Notes from Conversation Transformation
I read a great book called Conversation Transformation over the last couple of weeks. Found it really valuable.
Audio summarizing and reflecting on what I learned
Some of my written notes
Key takeaways
Communication should seek to minimize noise. It should seek to have both people on the same page. This means communicate clearly and directly. Have simple stories that are easy to follow to help people understand.
The ultimate goal of any conversation is to turn it into a team game. Your task is to make sure you’re on the same team instead of opponents. There is a joint problem you should work to solve together.
Background on changing your brain to change your communication style
The behavior (combination of tone, words, and nonverbal are the problem). The reason for a bad conversation is not the person or the topic, it’s the behavior. If one person can have good behavior, most problems go away in the long run.
Neuro-plasticity is real. Our brains can change. We create well-traveled paths that are our defaults. Changing those takes work. Our actions lead.
“Your brain and personality remain relatively stable because you keep behaving in consistent ways.”
Three steps to changing your brain:
Step 1: Awareness
First, realize that there is something to change.
Then, start paying closer attention to this thing. Doing something with focused attention has greater effect than doing something on autopilot.
Finally, observe. Observe your thoughts and your actions. Labeling them can be useful.
Step 2: Action
What to do when you see that you are on a bad path towards the old rut/habit? Anything other than your old default behavior!
Warning: This will feel uncomfortable. It should! That’s a good sign!
Step 3: Practice
Once you get to action, you have to keep practicing to build the new path.
Practice is better when it’s rewarding (you like it!), it’s intensive (you do it all at once — go hard for a short period of time), and it’s incremental (start small and slowly work your way up.
Specific things that show up in communication and what to do
Yes-but
Problem: Sends mixed messages and puts people into someone has to be right mode.
Solution: Strong building statements followed by an exploring statement. Instead of “Yeah, but I have to work on Friday” … “It would be so great to get out of town. We could hike. We could see my parents. That would be wonderful. I wonder how I can make that happen given that I have to work on Friday” (Key: Shift in mindset away from resistance and toward genuine curiosity)
When someone else is yes-butting you: Same response! Switch to building and exploring.
Mind reads
Problem: We make assumptions that are often based on our fears/biases instead of reality.
Solution: Catch yourself making a mind read, then straight up ask a super simple question. Prefer yes or no. “Were you upset when I went out with my friends on Friday?”
When someone else is trying to read your mind: Same response! Ask them. Communicate directly. Get what is happening in people’s brains out in the open.
Negative (or positive) predictions
Problem: We avoid uncertainty by constantly making predictions about the future that hurts our ability to do the best thing right now.
Solution: Gather genuine facts about what’s real that let’s you take the best behavior given reality.
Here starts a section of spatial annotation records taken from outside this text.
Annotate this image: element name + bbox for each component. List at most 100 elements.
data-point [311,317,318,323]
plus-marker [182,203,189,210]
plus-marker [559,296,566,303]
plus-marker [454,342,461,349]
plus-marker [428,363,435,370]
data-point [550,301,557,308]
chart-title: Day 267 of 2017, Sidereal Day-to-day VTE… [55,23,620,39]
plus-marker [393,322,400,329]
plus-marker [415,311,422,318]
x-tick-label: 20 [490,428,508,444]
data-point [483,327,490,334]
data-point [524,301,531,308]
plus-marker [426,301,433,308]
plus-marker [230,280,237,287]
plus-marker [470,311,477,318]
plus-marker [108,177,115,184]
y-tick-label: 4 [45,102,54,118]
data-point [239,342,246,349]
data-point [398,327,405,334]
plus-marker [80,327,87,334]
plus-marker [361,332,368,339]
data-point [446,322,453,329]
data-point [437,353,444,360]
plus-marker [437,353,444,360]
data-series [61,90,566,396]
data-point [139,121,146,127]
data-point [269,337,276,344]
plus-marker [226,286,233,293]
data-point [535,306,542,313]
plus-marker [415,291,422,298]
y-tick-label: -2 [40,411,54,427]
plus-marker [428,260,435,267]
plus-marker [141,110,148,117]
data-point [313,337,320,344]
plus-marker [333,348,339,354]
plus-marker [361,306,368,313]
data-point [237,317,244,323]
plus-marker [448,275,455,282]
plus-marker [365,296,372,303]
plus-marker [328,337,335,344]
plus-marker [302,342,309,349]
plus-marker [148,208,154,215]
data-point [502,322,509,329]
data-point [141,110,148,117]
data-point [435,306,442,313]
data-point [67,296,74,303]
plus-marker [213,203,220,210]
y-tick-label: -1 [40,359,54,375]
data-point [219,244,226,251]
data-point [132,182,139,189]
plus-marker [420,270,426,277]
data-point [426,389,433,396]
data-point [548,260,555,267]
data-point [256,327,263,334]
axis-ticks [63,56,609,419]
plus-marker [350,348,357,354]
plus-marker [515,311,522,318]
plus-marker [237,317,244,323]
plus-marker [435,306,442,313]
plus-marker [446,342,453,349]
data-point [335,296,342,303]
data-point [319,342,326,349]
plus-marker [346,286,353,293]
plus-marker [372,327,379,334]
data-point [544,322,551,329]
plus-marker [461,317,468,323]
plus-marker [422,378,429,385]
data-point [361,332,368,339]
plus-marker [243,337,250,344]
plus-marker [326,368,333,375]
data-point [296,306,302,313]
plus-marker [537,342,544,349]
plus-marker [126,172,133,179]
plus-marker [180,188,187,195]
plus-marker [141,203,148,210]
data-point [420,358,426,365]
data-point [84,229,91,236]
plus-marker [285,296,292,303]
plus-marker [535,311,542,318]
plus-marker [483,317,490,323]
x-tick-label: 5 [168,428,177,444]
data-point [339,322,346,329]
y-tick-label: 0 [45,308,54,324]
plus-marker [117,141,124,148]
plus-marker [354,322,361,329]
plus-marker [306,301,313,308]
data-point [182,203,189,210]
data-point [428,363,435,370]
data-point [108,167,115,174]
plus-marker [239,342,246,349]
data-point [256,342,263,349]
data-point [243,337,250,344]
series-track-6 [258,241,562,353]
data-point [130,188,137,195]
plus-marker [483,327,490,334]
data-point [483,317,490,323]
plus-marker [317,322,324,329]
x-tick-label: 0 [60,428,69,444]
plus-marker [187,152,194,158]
In the end, accept the future as unknown.
When someone else is making predictions: Same response! Ask questions. State facts. Get back to reality
Leading questions
Problem: Leading questions roll an opinion and a question all into one. “That person is a bad leader, don’t you think?”. They make people feel manipulated and decrease the chance we get a sincere opinion from someone else (presumably the reason we asked the question in the first place)
Solution: State an opinion and a follow up question (in either order). “I struggle to trust X’s leadership. How do you feel?”.
When someone else is leading you: Paraphrase their opinion and/or question to make it clear to them that you sensed both an opinion and a question in there. Then respond to whichever feels more appropriate.
Complaining
Problem: Complaining comes from and leads to a victim mindset. It blocks problem solving and a sense of hopelessness. It’s annoying to be around, too.
Solution: Instead of complaining, figure out 1) What you want and 2) The most effective way to get it. (aka transform complains into positive actions)
When someone else is complaining: There is a temptation to problem solve for the other person. Don’t do it. The goal is to get them out of the victim/complaining mindset. To this by: 1) Ask them what they really want 2) Ask them what proposal they can make to get that thing they want [Warning: sometimes when someone is complaining they just want to be heard/empathy.]
Blaming
Problem: We blame and attack because we are feeling discomfort. It is a unproductive way of expressing hostile/negative feelings.
Solution: First, calm down. If you are about to blame someone or get angry, odds are you are feeling intense emotions. You’ll be a better communicator by getting out of this “flooding” state. Then: 1) Identify your feelings “I feel afraid and hurt” 2) Identify a productive goal “I want X in the future” 3) Verbalize these things. Find words to meet your goal using feeling statements, fact statements, proposals, and questions. Example… Instead of this blame: “You always dominate the meetings” Use a feeling: “I left the meeting today feeling frustrated” a fact: “My proposal was last on the agenda and we didn’t get to it” and a question: “What can I do to get more air time for my ideas?”
When someone else is blaming you: Recognize that the other person is upset; help them calm down. Make the other person feel heard. Paraphrase how they are feeling so they know you understand (called “mirroring”).